Apa ya? Aku serius speechless kalau harus mengomentari novel ini. Mungkin karena saking banyaknya yang ingin aku katakan tapi overall, seriously, this is the WOW-est Indonesian novel I ever read! Hanya saja memang aku harus memaksakan diri keluar dari kepribadianku yang tidak sabaran ini. ^^
Mudahnya begini, aku agak setuju dengan salah satu komentar di cover belakang. Kalau Amerika punya National Treasure maka Indonesia punya Rahasia Meede. TAPI, menurutku ini jauh lebih membekas dari National Treasure! —If you know what I mean.
Inti ceritanya adalah tentang rahasia harta karun VOC, seperti sub judulnya. Buat kalian pecinta sejarah, this is the must-read novel! Aku serius. Di dalemnya penuh dengan sejarah semua. Oke, dengan sedikit taburan retorika politik dan bobroknya moral bangsa ini sebagai pemanis. Tapi di atas semua itu, berbagai fakta sejarah (yang mencengangkan)lah yang mendominasi kisah ini. Membuatku merasa semakin bodoh saja.
Penulis mengambil posisi sebagai orang ketiga serba tahu yang, ajaibnya, sama sekali tidak mengurangi kekuatan kisah di dalamnya. Kalau bicara fokus tokohnya, aku benar-benar kesusahan—seandainya aku belum selesai membacanya. Tapi memang ada banyak sekali tokoh di novel ini dan mereka mempunyai porsi yang hampir sama kuatnya. Setidaknya begitulah sampai sekiranya tiga perempat novel ini. Selanjutnya, kupikir kisah ini lebih cenderung pada si Jenius Attar Malaka (atau Kalek, tapi entahlah aku tidak terlalu suka nama Kalek—maaf) dan si Cerdas Batu August Mendrofa (atau Batu Noah Gultom atau Lalat Merah atau Roni… Roni siapalah, lupa). Tentang konflik serius yang melibatkan masalah sistematis negeri ini dan memaksa sepasang sahabat ini untuk saling berhadapan atas nama idealisme.

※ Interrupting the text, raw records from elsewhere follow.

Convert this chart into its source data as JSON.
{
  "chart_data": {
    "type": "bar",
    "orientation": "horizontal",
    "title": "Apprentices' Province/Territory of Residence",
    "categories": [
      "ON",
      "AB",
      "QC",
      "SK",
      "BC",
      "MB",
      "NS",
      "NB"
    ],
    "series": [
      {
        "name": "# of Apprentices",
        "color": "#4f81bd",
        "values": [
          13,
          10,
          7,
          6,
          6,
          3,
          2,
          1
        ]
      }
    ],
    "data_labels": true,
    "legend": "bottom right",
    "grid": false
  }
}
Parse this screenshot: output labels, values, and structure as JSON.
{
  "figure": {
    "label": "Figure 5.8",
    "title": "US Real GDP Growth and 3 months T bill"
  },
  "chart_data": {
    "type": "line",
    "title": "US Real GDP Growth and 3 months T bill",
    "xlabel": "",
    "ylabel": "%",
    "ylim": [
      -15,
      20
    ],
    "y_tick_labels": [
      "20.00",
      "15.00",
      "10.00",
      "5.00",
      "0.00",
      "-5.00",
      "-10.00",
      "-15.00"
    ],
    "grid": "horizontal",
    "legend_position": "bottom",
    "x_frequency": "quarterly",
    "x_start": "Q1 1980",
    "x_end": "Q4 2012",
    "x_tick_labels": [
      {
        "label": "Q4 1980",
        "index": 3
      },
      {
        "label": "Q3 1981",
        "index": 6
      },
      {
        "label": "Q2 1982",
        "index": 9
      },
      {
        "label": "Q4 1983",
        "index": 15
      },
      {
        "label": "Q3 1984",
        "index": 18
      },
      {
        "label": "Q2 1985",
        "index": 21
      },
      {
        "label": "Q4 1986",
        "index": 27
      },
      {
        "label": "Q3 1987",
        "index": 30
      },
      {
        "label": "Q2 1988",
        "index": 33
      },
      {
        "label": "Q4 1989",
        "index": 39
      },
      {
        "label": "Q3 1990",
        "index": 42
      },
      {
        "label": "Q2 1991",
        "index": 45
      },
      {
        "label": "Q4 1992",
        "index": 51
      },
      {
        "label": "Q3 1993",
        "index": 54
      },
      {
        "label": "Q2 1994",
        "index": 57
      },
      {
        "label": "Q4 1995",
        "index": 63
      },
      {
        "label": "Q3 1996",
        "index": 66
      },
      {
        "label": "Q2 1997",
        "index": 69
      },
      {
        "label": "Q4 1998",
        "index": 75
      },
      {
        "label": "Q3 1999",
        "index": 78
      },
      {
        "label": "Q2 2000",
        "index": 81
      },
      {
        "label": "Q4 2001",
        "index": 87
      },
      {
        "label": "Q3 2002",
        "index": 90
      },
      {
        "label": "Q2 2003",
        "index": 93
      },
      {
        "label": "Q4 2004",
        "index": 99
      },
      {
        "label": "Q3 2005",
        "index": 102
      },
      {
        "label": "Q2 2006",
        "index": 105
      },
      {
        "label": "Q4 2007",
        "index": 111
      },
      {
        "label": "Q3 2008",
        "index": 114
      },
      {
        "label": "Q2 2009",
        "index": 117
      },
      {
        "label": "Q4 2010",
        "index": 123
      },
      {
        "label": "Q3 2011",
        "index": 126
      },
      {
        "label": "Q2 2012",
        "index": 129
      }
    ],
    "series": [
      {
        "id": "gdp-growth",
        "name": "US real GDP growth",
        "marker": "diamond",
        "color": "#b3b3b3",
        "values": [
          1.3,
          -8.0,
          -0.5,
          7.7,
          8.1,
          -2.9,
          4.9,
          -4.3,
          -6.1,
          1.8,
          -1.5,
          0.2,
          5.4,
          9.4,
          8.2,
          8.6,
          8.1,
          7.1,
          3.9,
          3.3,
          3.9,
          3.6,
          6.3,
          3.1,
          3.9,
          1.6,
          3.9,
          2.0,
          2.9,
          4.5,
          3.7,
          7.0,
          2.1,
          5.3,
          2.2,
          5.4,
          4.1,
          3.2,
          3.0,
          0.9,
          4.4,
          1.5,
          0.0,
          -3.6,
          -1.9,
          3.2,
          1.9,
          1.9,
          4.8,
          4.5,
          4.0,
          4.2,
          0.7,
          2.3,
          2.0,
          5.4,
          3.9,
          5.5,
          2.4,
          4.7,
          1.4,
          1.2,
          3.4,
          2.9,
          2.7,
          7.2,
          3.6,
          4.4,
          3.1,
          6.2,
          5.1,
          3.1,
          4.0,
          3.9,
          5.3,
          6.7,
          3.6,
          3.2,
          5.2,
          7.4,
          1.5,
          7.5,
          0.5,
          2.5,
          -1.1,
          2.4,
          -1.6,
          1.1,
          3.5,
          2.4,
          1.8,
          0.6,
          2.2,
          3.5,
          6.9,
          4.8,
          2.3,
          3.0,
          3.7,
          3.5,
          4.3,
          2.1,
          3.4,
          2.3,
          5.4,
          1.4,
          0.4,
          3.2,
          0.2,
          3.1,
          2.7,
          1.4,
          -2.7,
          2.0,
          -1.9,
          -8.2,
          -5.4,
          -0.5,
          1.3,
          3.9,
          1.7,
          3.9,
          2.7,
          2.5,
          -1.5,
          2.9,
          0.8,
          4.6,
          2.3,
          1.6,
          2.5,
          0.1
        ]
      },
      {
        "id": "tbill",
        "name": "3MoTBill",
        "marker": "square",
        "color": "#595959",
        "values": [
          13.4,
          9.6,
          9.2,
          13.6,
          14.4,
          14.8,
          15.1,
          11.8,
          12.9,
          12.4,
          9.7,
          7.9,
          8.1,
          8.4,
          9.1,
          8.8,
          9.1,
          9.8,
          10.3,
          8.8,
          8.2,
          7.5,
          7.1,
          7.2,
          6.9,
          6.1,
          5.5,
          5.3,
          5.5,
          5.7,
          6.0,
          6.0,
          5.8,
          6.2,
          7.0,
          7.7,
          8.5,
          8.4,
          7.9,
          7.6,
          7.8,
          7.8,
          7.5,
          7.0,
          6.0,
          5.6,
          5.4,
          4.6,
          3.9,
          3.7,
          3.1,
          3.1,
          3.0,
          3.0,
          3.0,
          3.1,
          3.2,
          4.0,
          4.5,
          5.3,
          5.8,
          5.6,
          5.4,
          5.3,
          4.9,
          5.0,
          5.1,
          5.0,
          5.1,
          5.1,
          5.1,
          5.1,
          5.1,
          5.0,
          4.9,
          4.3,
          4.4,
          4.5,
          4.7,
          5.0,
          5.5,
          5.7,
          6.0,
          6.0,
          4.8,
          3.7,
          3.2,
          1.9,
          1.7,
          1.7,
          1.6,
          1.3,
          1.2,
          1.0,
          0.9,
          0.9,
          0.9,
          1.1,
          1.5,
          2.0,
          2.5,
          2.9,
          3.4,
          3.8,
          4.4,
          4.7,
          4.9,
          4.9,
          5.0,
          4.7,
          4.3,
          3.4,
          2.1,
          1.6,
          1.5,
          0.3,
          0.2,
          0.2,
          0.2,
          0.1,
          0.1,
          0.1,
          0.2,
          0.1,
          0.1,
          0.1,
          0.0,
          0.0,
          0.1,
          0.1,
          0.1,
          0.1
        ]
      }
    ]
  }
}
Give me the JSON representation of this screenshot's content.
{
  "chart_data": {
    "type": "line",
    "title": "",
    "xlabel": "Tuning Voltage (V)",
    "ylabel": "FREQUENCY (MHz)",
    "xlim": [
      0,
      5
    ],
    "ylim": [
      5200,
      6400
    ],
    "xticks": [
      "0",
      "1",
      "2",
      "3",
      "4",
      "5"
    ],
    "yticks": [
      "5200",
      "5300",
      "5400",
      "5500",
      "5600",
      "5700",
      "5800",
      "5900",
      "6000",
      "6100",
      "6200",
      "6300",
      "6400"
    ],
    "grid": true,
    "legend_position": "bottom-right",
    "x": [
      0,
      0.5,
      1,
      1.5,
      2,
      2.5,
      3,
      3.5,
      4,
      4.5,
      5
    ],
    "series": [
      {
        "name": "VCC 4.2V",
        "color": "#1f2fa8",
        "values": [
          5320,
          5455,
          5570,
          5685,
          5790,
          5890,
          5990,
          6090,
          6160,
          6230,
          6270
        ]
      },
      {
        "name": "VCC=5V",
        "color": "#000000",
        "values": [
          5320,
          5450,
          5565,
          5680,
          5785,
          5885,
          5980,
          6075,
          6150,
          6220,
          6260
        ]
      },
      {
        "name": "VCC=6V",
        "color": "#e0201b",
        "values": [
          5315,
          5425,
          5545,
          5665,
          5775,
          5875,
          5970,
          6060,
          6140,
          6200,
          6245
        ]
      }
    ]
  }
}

Itu kalau kita bicara masa sekarang. Tapi ikatan sejarah (yang jelas tidak mungkin kita menutup mata soal ini) dalam novel ini lebih terfokus pada tokoh Cathleen Zwinckel yang dibuka serta diantarkan dengan elegan oleh Kalek, si Jenius.
Jalinan ceritanya benar-benar rapi dan tenang. Dibangun dengan pondasi kisah yang luar biasa kokoh (tentang fakta sejarah akan eksistensi sebuah kerajaan bisnis multinasional kala itu, VOC, dan perannya dalam mempermainkan negeri ini) dengan keteguhan karakter setiap tokoh di dalamnya. Rajutan emosinya disulam dengan sangat hati-hati dan sadis! Oh ya, sadis! Karena aku bahkan tidak diberi waktu untuk sedikit bermelankolis. Ini si penulis benar-benar kejam! Serius! Setidaknya beri aku waktu untuk menata kembali emosiku setelah dengan seenaknya kaupermainkan (*membayangkan ngomong sama penulisnya)! Ah, sudahlah. Kalau kata Ito (penulisnya):
“Nona, inilah tragedi Indonesia. Tidak ada akhir bahagia layaknya mitos dan dongeng Eropa. Tidak ada kastil indah untuk Pangeran dan Putri. Setiap mitos di negeri ini selalu berakhir dengan kutukan dan kematian. Dan, bangsa ini terus mengulangi kesalahan yang sama.”

Tidak ada komentar:

Posting Komentar

any advice?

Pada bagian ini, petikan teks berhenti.